New York: Halcyon-Commonwealth Foundation, 1965. Second Edition, only printing. Paperback. This is the 1965 (the year of Churchill’s death) publication of Churchill's famous "Iron Curtain" speech given at Westminster College in Fulton, Missouri on March 5, 1946.
This edition of the speech contains a preface by Truman, and is quite attractive, string-bound in off-white card wraps with turn-in flaps, with red print and illustration on the front cover. This copy approaches very good condition. The cream card wraps are complete, as is the original string binding, though the wraps are moderately age-toned and soiled. The contents are clean with no previous ownership marks and no spotting.
At Fulton, Churchill coined the phrase that described the division between the Soviet Union's sphere of influence and the West.
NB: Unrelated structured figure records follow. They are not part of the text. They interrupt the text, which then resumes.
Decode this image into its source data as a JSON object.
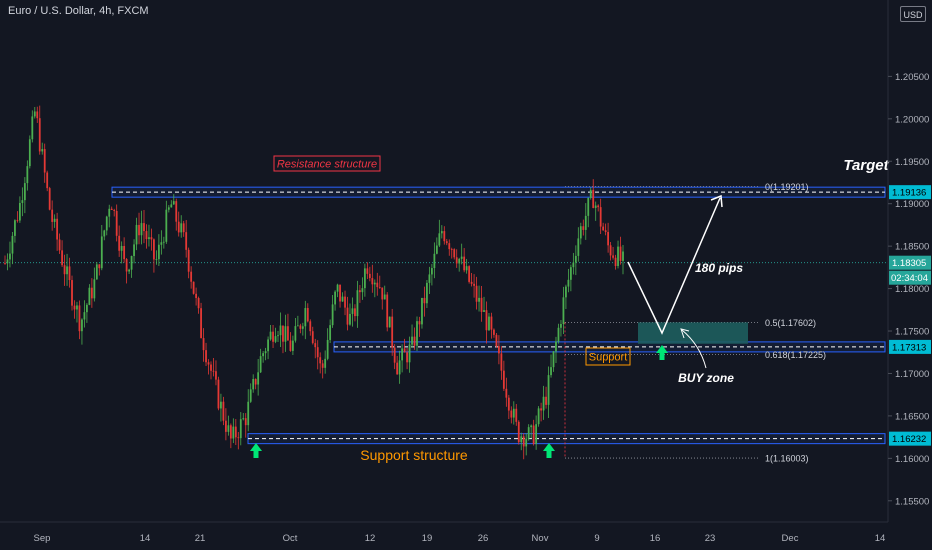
{
  "header": {
    "symbol_title": "Euro / U.S. Dollar, 4h, FXCM",
    "currency": "USD"
  },
  "chart_data": {
    "type": "candlestick",
    "symbol": "Euro / U.S. Dollar",
    "timeframe": "4h",
    "source": "FXCM",
    "ylim": [
      1.1525,
      1.214
    ],
    "y_ticks": [
      "1.15500",
      "1.16000",
      "1.16500",
      "1.17000",
      "1.17500",
      "1.18000",
      "1.18500",
      "1.19000",
      "1.19500",
      "1.20000",
      "1.20500"
    ],
    "x_ticks": [
      "Sep",
      "14",
      "21",
      "Oct",
      "12",
      "19",
      "26",
      "Nov",
      "9",
      "16",
      "23",
      "Dec",
      "14"
    ],
    "price_path": [
      1.183,
      1.19,
      1.201,
      1.189,
      1.182,
      1.176,
      1.181,
      1.191,
      1.182,
      1.188,
      1.183,
      1.19,
      1.185,
      1.175,
      1.168,
      1.162,
      1.165,
      1.172,
      1.176,
      1.173,
      1.178,
      1.17,
      1.18,
      1.176,
      1.183,
      1.18,
      1.171,
      1.173,
      1.18,
      1.187,
      1.184,
      1.18,
      1.176,
      1.17,
      1.163,
      1.1625,
      1.168,
      1.178,
      1.186,
      1.191,
      1.185,
      1.183
    ],
    "annotations": {
      "resistance_label": "Resistance structure",
      "support_structure_label": "Support structure",
      "support_label": "Support",
      "target_label": "Target",
      "pips_label": "180 pips",
      "buy_zone_label": "BUY zone"
    },
    "levels": [
      {
        "name": "resistance",
        "value": 1.19136,
        "tag": "1.19136",
        "color": "#2962ff"
      },
      {
        "name": "support",
        "value": 1.17313,
        "tag": "1.17313",
        "color": "#2962ff"
      },
      {
        "name": "support_structure",
        "value": 1.16232,
        "tag": "1.16232",
        "color": "#2962ff"
      }
    ],
    "fibonacci": [
      {
        "label": "0(1.19201)",
        "value": 1.19201
      },
      {
        "label": "0.5(1.17602)",
        "value": 1.17602
      },
      {
        "label": "0.618(1.17225)",
        "value": 1.17225
      },
      {
        "label": "1(1.16003)",
        "value": 1.16003
      }
    ],
    "buy_zone": {
      "top": 1.17602,
      "bottom": 1.1735,
      "color": "#1e5e5e"
    },
    "current_price": {
      "value": 1.18305,
      "tag": "1.18305",
      "countdown": "02:34:04",
      "color": "#26a69a"
    },
    "colors": {
      "up": "#4caf50",
      "down": "#e53935",
      "background": "#131722",
      "axis_text": "#b2b5be",
      "label_red": "#f23645",
      "label_orange": "#ff9800",
      "arrow_green": "#00e676"
    }
  }
}
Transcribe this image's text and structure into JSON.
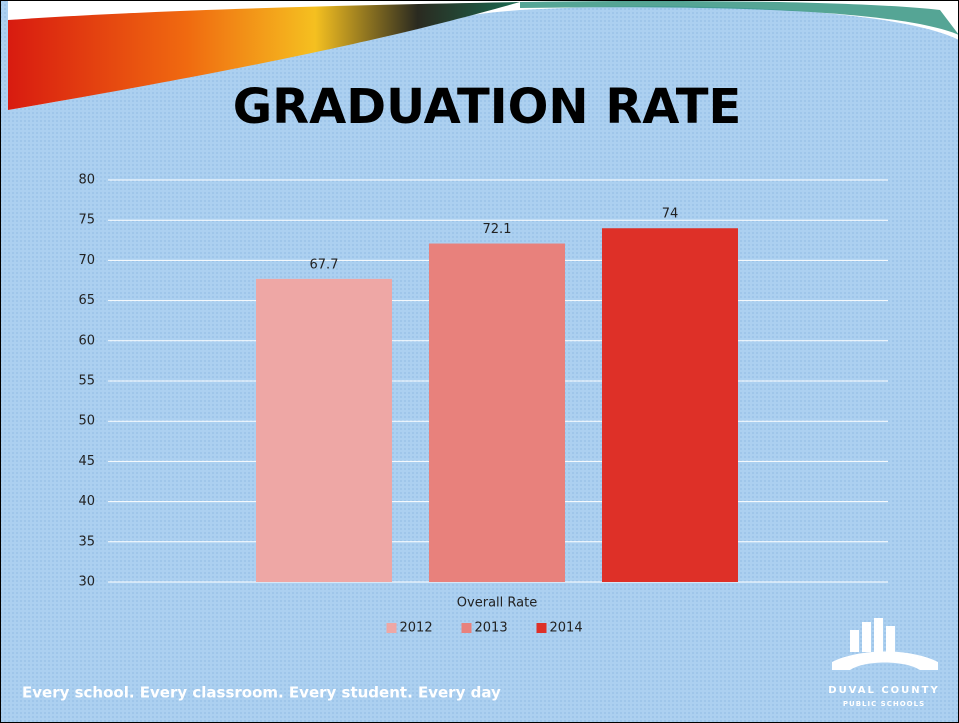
{
  "chart_data": {
    "type": "bar",
    "title": "GRADUATION RATE",
    "categories": [
      "Overall Rate"
    ],
    "series": [
      {
        "name": "2012",
        "color": "#eea7a5",
        "values": [
          67.7
        ]
      },
      {
        "name": "2013",
        "color": "#e8817c",
        "values": [
          72.1
        ]
      },
      {
        "name": "2014",
        "color": "#de3028",
        "values": [
          74
        ]
      }
    ],
    "ylim": [
      30,
      80
    ],
    "yticks": [
      30,
      35,
      40,
      45,
      50,
      55,
      60,
      65,
      70,
      75,
      80
    ],
    "grid": true,
    "legend": "bottom"
  },
  "footer": {
    "tagline": "Every school. Every classroom. Every student. Every day"
  },
  "logo": {
    "line1": "DUVAL COUNTY",
    "line2": "PUBLIC SCHOOLS"
  }
}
This speech incisively framed the Cold War that would dominate the second half of the Twentieth Century: "From Stettin in the Baltic to Trieste in the Adriatic, an iron curtain has descended across the Continent.... I repulse the idea that a new war is inevitable; still more that it is imminent... If we adhere faithfully to the Charter of the United Nations and walk forward in sedate and sober strength seeking no one's land or treasure, seeking to lay no arbitrary control upon the thoughts of men... the high-roads of the future will be clear, not only for us but for all, not only for our time, but for a century to come.”
Then-President Harry S. Truman traveled with Churchill by special train from Washington D.C. for the twenty four hour overnight journey to Jefferson City, Missouri, specifically to introduce Churchill in Fulton. During the journey, they discussed recent Soviet provocations in northern Persia and Turkey. "During the morning of March 5, as the train continued westward along the Missouri river, Churchill completed his speech for Fulton. It was then mimeographed on the train, and a copy shown to Truman" who told Churchill that he “thought it was admirable” and “would do nothing but good, though it would make a stir.” (Gilbert, Vol. VIII, pp.196-197). Though the subject of the speech was of utmost gravity, Churchill began with characteristic wit: “The name ‘Westminster’ is somehow familiar to me. I seem to have heard of it before.”